SASW Speakers’ Series – 1848: Slovaks between Imperial Vienna and Antagonistic Budapest – Saturday, October 20, 2018

1848: Slovaks between Imperial Vienna and Antagonistic Budapest

by Prof. Martin Votruba, University of Pittsburgh

Saturday, October 20th, 2:00 PM
Embassy of Slovakia
3523 International Ct, NW
Washington, DC

RSVP is required, by Wednesday, October 17th, to rsvp@dcslovaks.org

Lajos Kossuth, the Kingdom of Hungary’s politician born to a Slovak nobleman father and a German mother, wrote in 1842 that wherever he looked in the kingdom, he saw no Slovak nationality, no Slovak nation.  In 1851, he was applauded in the U.S. Congress as an anti-feudal democrat.
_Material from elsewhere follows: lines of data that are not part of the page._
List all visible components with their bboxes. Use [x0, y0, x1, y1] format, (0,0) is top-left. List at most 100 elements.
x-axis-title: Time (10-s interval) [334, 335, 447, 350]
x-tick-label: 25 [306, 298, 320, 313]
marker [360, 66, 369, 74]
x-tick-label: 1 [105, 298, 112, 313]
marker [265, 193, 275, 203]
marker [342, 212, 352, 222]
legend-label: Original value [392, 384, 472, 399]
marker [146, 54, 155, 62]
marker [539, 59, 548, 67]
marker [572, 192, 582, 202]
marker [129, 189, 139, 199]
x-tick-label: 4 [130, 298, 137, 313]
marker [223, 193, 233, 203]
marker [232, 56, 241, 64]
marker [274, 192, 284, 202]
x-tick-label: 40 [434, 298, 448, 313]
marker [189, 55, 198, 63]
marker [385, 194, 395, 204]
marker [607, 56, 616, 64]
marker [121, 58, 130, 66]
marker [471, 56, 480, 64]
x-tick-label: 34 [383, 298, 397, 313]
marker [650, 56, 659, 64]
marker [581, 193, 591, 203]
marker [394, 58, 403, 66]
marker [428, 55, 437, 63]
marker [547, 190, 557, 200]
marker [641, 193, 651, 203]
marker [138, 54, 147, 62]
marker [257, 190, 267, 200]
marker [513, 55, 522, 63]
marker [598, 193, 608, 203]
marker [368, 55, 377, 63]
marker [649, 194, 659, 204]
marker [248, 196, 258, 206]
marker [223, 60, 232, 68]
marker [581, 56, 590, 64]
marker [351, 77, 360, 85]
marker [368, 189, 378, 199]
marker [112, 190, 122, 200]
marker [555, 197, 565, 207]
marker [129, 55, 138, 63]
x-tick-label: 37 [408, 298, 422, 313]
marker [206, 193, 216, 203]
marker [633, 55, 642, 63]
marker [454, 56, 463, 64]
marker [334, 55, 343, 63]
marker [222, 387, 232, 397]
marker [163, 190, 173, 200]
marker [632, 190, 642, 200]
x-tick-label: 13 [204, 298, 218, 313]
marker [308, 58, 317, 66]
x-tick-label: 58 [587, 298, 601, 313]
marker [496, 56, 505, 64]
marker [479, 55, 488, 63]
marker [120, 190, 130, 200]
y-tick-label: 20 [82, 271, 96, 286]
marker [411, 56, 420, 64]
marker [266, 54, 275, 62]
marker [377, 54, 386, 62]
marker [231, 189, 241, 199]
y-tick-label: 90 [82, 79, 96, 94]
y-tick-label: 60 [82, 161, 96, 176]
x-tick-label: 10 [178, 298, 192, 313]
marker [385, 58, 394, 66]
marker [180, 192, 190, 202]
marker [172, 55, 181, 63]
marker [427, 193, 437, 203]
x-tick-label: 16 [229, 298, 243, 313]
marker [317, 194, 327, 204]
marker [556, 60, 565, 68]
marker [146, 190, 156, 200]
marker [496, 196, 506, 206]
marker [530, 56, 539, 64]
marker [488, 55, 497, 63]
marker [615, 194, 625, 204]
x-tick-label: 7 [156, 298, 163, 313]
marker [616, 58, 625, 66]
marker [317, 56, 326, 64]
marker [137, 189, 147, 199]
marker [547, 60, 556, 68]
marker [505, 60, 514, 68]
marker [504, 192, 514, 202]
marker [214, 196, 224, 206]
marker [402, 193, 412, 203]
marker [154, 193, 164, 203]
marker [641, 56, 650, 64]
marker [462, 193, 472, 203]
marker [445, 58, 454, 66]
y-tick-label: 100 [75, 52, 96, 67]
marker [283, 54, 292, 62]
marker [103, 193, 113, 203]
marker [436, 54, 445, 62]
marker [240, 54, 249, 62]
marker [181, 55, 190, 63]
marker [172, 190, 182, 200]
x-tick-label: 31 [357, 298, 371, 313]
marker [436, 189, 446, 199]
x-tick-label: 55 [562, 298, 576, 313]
How could he and, indirectly, American Congressmen proud of their country as a lone beacon of democracy in the world at that time, have been so wrong?  What did it mean for the Slovaks to be a nation, and what options did they face during Central Europe’s “Civil War” in the mid-19th century.
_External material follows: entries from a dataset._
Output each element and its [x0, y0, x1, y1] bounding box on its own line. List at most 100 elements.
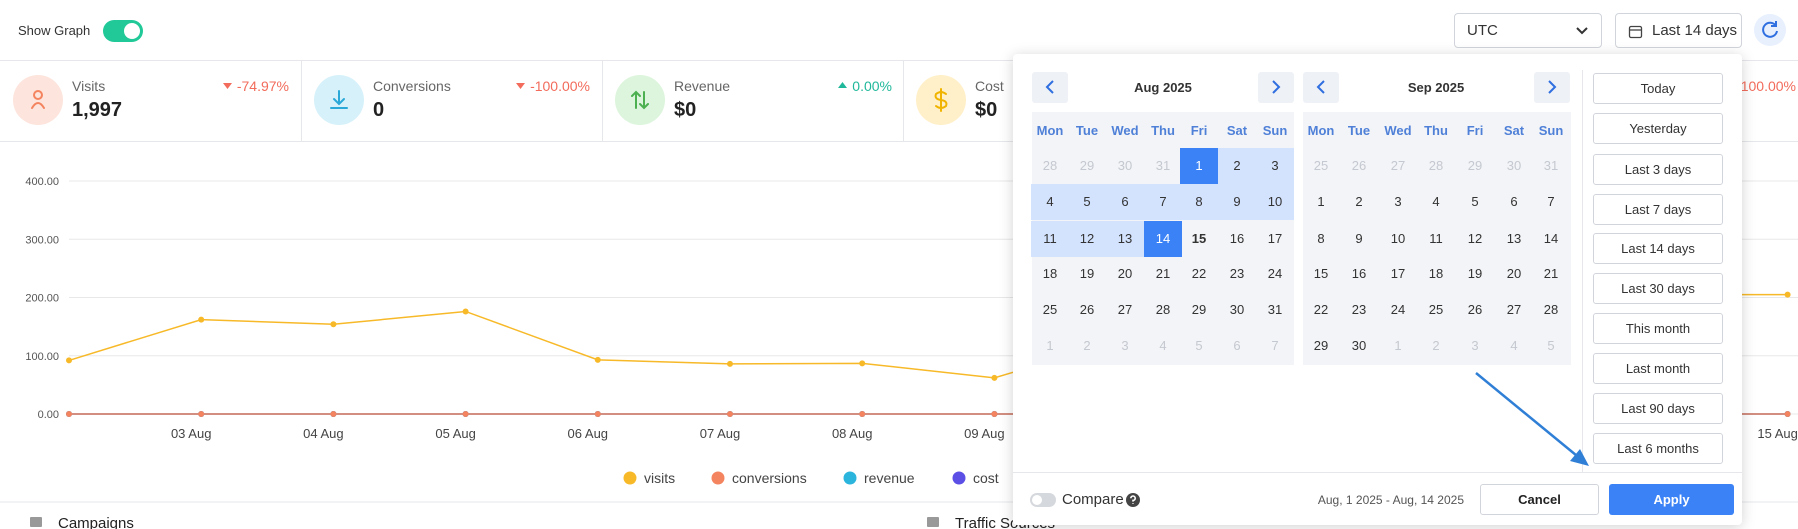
- refresh-button[interactable]: [1753, 13, 1787, 47]
- day-cell[interactable]: 29: [1467, 158, 1483, 173]
- month-nav[interactable]: [1303, 72, 1339, 103]
- day-cell[interactable]: 3: [1121, 338, 1129, 353]
- day-cell[interactable]: 17: [1267, 231, 1283, 246]
- day-cell[interactable]: 1: [1046, 338, 1054, 353]
- day-cell[interactable]: 30: [1117, 158, 1133, 173]
- day-cell[interactable]: 20: [1117, 266, 1133, 281]
- day-cell[interactable]: 29: [1191, 302, 1207, 317]
- day-cell[interactable]: 24: [1267, 266, 1283, 281]
- day-cell[interactable]: 29: [1313, 338, 1329, 353]
- day-cell[interactable]: 1: [1394, 338, 1402, 353]
- day-cell[interactable]: 15: [1191, 231, 1207, 246]
- day-cell[interactable]: 24: [1390, 302, 1406, 317]
- day-cell[interactable]: 1: [1317, 194, 1325, 209]
- cancel-button[interactable]: Cancel: [1480, 484, 1599, 515]
- day-cell[interactable]: 28: [1042, 158, 1058, 173]
- day-cell[interactable]: 27: [1506, 302, 1522, 317]
- day-cell[interactable]: 8: [1180, 184, 1218, 220]
- day-cell[interactable]: 10: [1390, 231, 1406, 246]
- day-cell[interactable]: 16: [1351, 266, 1367, 281]
- preset-button[interactable]: Last 90 days: [1593, 392, 1723, 424]
- day-cell[interactable]: 5: [1471, 194, 1479, 209]
- day-cell[interactable]: 4: [1031, 184, 1069, 220]
- day-cell[interactable]: 28: [1155, 302, 1171, 317]
- preset-button[interactable]: Last 6 months: [1593, 432, 1723, 464]
- day-cell[interactable]: 31: [1267, 302, 1283, 317]
- day-cell[interactable]: 4: [1159, 338, 1167, 353]
- day-cell[interactable]: 25: [1428, 302, 1444, 317]
- month-nav[interactable]: [1032, 72, 1068, 103]
- preset-button[interactable]: Last month: [1593, 352, 1723, 384]
- day-cell[interactable]: 30: [1229, 302, 1245, 317]
- day-cell[interactable]: 27: [1390, 158, 1406, 173]
- day-cell[interactable]: 13: [1106, 221, 1144, 257]
- day-cell[interactable]: 4: [1432, 194, 1440, 209]
- day-cell[interactable]: 22: [1313, 302, 1329, 317]
- day-cell[interactable]: 11: [1031, 221, 1069, 257]
- day-cell[interactable]: 25: [1042, 302, 1058, 317]
- day-cell[interactable]: 6: [1510, 194, 1518, 209]
- day-cell[interactable]: 2: [1218, 148, 1256, 184]
- day-cell[interactable]: 9: [1355, 231, 1363, 246]
- day-cell[interactable]: 3: [1471, 338, 1479, 353]
- day-cell[interactable]: 25: [1313, 158, 1329, 173]
- day-cell[interactable]: 12: [1068, 221, 1106, 257]
- day-cell[interactable]: 14: [1543, 231, 1559, 246]
- day-cell[interactable]: 2: [1083, 338, 1091, 353]
- day-cell[interactable]: 23: [1351, 302, 1367, 317]
- day-cell[interactable]: 3: [1394, 194, 1402, 209]
- day-cell[interactable]: 30: [1351, 338, 1367, 353]
- day-cell[interactable]: 5: [1195, 338, 1203, 353]
- day-cell[interactable]: 8: [1317, 231, 1325, 246]
- preset-button[interactable]: Last 7 days: [1593, 193, 1723, 225]
- day-cell[interactable]: 22: [1191, 266, 1207, 281]
- day-cell[interactable]: 26: [1467, 302, 1483, 317]
- day-cell[interactable]: 5: [1068, 184, 1106, 220]
- day-cell[interactable]: 19: [1467, 266, 1483, 281]
- day-cell[interactable]: 31: [1543, 158, 1559, 173]
- day-cell[interactable]: 18: [1042, 266, 1058, 281]
- day-cell[interactable]: 5: [1547, 338, 1555, 353]
- day-cell[interactable]: 26: [1079, 302, 1095, 317]
- day-cell[interactable]: 7: [1144, 184, 1182, 220]
- preset-button[interactable]: Last 14 days: [1593, 232, 1723, 264]
- range-button[interactable]: Last 14 days: [1615, 13, 1742, 48]
- preset-button[interactable]: Last 30 days: [1593, 272, 1723, 304]
- compare-toggle[interactable]: [1030, 493, 1056, 507]
- day-cell[interactable]: 12: [1467, 231, 1483, 246]
- day-cell[interactable]: 7: [1547, 194, 1555, 209]
- day-cell[interactable]: 7: [1271, 338, 1279, 353]
- day-cell[interactable]: 4: [1510, 338, 1518, 353]
- apply-button[interactable]: Apply: [1609, 484, 1734, 515]
- preset-button[interactable]: Yesterday: [1593, 112, 1723, 144]
- day-cell[interactable]: 10: [1256, 184, 1294, 220]
- preset-button[interactable]: Last 3 days: [1593, 153, 1723, 185]
- timezone-select[interactable]: UTC: [1454, 13, 1602, 48]
- day-cell[interactable]: 2: [1355, 194, 1363, 209]
- day-cell[interactable]: 20: [1506, 266, 1522, 281]
- day-cell[interactable]: 3: [1256, 148, 1294, 184]
- day-cell[interactable]: 21: [1155, 266, 1171, 281]
- day-cell[interactable]: 6: [1233, 338, 1241, 353]
- month-nav[interactable]: [1534, 72, 1570, 103]
- day-cell[interactable]: 14: [1144, 221, 1182, 257]
- day-cell[interactable]: 15: [1313, 266, 1329, 281]
- day-cell[interactable]: 16: [1229, 231, 1245, 246]
- day-cell[interactable]: 1: [1180, 148, 1218, 184]
- day-cell[interactable]: 23: [1229, 266, 1245, 281]
- day-cell[interactable]: 11: [1429, 231, 1443, 246]
- day-cell[interactable]: 13: [1506, 231, 1522, 246]
- day-cell[interactable]: 31: [1155, 158, 1171, 173]
- day-cell[interactable]: 19: [1079, 266, 1095, 281]
- day-cell[interactable]: 18: [1428, 266, 1444, 281]
- graph-toggle[interactable]: [103, 20, 143, 42]
- day-cell[interactable]: 9: [1218, 184, 1256, 220]
- day-cell[interactable]: 21: [1543, 266, 1559, 281]
- day-cell[interactable]: 29: [1079, 158, 1095, 173]
- day-cell[interactable]: 17: [1390, 266, 1406, 281]
- day-cell[interactable]: 6: [1106, 184, 1144, 220]
- day-cell[interactable]: 30: [1506, 158, 1522, 173]
- day-cell[interactable]: 2: [1432, 338, 1440, 353]
- preset-button[interactable]: This month: [1593, 312, 1723, 344]
- day-cell[interactable]: 28: [1428, 158, 1444, 173]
Martin Votruba, PhD, has been Director of the Slovak Studies Program at the University of Pittsburgh for close to three decades, the only such academic program in the Western Hemisphere. It has received an award from the American Association of Teachers of Slavic and East European Languages for “Excellence in Teaching (Post-Secondary)” and close to a dozen other awards.  Partly based on queries from the Slovak-American community, he also maintains the Slovak Studies Program website with information about Slovak-related topics, with over 70,000 annual page loads by world-wide visitors www.pitt.edu/~votruba, and a Slovak-American online discussion group www.TinyURL.com/SlovakSpot.